Remember that reflection can be used as well as rotation when finding the ways.
Can you find any other ways?
You could cut out triangles from these sheets.
These triangles are half of the above equilateral and isosceles triangles:
In how many ways do you think two of these can be put together using, reflection as well as rotation, if same-sized sides must touch the full length of the side?
Can you give any reasons for this?
You could cut some of your other triangles in half to test out your prediction.
Can you find a triangle such that two identical copies of it can be put together in more ways keeping to the rule that same-sized sides must touch the full length of the side?
Getting Started
You might find it helpful to have lots of triangles cut out so you can try out your ideas. You could print off these sheets, or use the interactivity to work on the green triangle part of the problem.
Remember you can only join sides that are the same length, so which sides will join to which?
Once you have joined two sides, can you join the same sides in any other ways?
How will you record the shapes you have made?
Student Solutions
Caroline from St Jude's C of E School said that she found one more way to put the green (isosceles) triangles together.

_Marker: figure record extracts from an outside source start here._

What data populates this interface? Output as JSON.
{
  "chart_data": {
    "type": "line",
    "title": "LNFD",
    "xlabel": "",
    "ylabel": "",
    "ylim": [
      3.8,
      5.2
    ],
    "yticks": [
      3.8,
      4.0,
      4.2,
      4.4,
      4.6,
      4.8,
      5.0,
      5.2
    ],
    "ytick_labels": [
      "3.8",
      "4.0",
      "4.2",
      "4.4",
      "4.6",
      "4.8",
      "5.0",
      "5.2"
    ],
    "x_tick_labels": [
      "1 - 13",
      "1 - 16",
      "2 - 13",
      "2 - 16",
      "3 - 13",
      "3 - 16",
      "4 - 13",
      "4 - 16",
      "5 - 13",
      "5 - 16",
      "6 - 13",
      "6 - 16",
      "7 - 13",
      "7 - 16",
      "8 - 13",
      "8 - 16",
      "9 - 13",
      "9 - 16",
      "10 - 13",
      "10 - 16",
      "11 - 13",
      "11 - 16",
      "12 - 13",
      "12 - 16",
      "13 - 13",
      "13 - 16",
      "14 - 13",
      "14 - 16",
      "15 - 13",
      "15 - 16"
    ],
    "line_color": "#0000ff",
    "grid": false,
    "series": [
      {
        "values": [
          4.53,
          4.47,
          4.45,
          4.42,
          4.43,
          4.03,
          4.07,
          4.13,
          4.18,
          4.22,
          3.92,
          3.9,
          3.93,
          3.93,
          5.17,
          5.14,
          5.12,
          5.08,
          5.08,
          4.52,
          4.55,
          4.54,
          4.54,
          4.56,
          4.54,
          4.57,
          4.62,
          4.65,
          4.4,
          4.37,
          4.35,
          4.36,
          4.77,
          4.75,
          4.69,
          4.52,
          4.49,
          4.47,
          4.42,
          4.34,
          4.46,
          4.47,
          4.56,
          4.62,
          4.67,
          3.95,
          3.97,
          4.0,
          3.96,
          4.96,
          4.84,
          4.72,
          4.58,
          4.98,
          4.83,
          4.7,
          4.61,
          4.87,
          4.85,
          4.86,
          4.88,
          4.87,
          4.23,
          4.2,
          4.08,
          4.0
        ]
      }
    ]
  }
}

She sent this picture of all three ways:
Sally says thereis one more way than this, as because we are not allowing reflection of the triangles themselves, then we could make the longer shape again, but the other way round, so the down pointing triangle was to the right of the up pointing triangle.

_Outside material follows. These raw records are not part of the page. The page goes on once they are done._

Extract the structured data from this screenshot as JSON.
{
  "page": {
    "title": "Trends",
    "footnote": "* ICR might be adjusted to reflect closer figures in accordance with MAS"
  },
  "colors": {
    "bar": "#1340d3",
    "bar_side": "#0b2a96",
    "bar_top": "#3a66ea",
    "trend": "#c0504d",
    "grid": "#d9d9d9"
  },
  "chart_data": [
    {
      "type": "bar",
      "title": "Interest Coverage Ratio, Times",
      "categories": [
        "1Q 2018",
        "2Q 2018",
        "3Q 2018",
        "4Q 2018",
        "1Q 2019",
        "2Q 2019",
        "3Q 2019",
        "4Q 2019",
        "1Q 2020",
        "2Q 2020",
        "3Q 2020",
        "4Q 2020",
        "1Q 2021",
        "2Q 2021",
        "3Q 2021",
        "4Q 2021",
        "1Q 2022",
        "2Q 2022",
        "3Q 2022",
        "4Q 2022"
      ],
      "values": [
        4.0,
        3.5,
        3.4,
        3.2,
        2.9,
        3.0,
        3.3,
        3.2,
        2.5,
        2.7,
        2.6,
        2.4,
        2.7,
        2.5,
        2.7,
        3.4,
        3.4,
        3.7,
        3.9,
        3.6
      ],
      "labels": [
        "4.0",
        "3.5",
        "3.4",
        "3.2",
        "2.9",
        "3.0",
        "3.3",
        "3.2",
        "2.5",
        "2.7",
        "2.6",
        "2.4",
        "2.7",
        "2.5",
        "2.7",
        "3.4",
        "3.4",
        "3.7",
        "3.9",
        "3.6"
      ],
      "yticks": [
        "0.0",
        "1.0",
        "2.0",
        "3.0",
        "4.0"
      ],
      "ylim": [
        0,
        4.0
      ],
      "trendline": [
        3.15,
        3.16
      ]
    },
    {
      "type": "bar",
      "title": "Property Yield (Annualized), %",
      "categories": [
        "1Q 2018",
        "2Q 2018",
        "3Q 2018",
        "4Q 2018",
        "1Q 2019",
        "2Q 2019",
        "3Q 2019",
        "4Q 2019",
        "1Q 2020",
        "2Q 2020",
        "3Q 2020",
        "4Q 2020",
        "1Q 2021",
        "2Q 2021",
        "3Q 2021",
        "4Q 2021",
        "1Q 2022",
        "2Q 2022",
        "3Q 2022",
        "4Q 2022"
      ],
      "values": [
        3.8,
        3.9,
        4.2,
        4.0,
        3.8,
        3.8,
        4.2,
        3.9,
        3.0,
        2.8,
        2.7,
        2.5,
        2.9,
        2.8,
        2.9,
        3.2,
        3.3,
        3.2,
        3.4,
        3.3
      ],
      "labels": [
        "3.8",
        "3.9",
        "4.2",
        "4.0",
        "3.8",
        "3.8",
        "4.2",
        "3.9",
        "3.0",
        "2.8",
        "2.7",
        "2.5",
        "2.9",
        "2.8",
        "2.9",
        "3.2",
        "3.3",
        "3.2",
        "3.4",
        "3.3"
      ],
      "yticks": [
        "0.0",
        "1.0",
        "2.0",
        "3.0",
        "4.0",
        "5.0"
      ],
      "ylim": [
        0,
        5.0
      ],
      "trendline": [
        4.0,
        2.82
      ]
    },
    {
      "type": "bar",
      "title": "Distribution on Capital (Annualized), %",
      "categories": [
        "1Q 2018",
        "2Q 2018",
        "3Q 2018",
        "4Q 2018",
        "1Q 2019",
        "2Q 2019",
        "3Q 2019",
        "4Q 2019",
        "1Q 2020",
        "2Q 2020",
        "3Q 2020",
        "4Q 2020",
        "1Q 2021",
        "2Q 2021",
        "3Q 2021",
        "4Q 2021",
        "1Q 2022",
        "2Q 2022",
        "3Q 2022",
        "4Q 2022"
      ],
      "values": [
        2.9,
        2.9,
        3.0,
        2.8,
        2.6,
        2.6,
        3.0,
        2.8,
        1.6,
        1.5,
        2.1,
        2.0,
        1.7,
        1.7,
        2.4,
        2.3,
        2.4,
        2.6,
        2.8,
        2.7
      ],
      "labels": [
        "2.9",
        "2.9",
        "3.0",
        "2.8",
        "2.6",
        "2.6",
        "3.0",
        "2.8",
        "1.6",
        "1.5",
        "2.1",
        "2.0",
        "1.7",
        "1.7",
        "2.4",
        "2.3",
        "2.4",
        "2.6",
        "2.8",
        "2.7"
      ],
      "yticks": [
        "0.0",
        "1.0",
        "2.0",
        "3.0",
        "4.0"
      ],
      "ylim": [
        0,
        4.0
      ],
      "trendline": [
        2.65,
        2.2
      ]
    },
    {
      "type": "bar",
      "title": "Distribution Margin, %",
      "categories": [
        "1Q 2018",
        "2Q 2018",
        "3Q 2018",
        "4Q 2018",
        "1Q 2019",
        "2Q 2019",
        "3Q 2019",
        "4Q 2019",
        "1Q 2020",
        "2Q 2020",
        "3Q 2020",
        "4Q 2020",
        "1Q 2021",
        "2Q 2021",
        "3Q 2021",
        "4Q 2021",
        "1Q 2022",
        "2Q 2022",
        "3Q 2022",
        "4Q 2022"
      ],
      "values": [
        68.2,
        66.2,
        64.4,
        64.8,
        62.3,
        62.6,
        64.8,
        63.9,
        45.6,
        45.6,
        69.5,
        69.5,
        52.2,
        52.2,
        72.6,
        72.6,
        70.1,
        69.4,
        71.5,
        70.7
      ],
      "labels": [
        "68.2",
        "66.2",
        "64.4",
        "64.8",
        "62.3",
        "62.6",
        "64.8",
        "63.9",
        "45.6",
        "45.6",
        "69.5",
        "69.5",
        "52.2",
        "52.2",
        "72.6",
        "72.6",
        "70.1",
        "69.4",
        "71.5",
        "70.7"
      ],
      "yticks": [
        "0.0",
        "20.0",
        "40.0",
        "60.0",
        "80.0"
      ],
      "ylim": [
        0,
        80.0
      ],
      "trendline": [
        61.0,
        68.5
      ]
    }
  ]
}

Caroline then goes on to suggest:
The half equilateral and isosceles triangles can be joined in three ways, because the triangles have three different length sides.Francesca noticed:
The two blue triangles are the same, just reflected of each other. They are scalene because all their angles and sides are different lengths. They are also Right Angled Triangles.
So if there are three different edge lengths, and then also two ways of rotating the other triangle to place it there are 6 ways like in my picture.
Great! Why not now explore putting the yellow, blue and green triangles all together. Watch out for different edge lengths!
If anyone has any further ideas, please do get in touch with us.
Teachers' Resources
Why do this problem?
It is essential to have cut-out triangles available for the children to manipulate while working on this problem. You can print off these sheets, if possible on coloured card.